In 1991 publiceerde Mia Koning-van der Veen haar herinneringen over Sabang, de plaats waar zij van 1922 tot 1930 had gewoond en haar jeugd had doorgebracht. “Dromen over Sabang” is een bijzonder boek, want het enige dat een uitgebreide omschrijving geeft van de sociale samenleving in deze belangrijke havenplaats op de route Nederland-Batavia.
Over de maatschappij die Sabang runde: de ‘ NV Zeehaven en Kolenstation Sabang’, afgekort de ‘Sabang Mij.’:
“In 1899 werd de NV Zeehaven en Kolenstation Sabang opgericht, welk vennootschap, na een gesloten overeenkomst met het gouvernement, de exploitatie van de haven op zich nam. Het werd een bloeiend bedrijf dat in Sabang de kolenhandel, het dok- en reparatiebedrijf, de machinefabriek en constructiewerkplaats, de scheepswerf, de zoetwaterlevering en de havendiensten in handen had. De Sabang Mij. was daardoor veruit de grootste werkgever op het eiland.”

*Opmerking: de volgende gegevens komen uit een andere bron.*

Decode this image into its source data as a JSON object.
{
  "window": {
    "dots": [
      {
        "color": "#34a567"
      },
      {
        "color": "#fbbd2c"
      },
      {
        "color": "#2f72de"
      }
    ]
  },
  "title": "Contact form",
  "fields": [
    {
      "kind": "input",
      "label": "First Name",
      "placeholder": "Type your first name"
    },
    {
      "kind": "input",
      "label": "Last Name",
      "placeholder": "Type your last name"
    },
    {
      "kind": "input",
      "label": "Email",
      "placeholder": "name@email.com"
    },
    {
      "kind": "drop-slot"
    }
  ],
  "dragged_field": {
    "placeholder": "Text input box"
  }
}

En passant vermeldt zij ook een monument, opgericht ter ere van het 25-jarig bestaan van de Sabang Mij:
“Van Toko Alberti aan de Pasarstraat ging de weg langzaam glooiend naar boven. (…) De weg nam dan een bocht naar links om een parkachtig terrein heen. Hier stond een gedenkteken uit steen opgemetseld met twee witgeschilderde banken erin en twee jaartallen, nl. 1899 – 1924. Deze banken waren hier neergezet ter gelegenheid van het 25-jarig bestaan van de Sabang Mij.”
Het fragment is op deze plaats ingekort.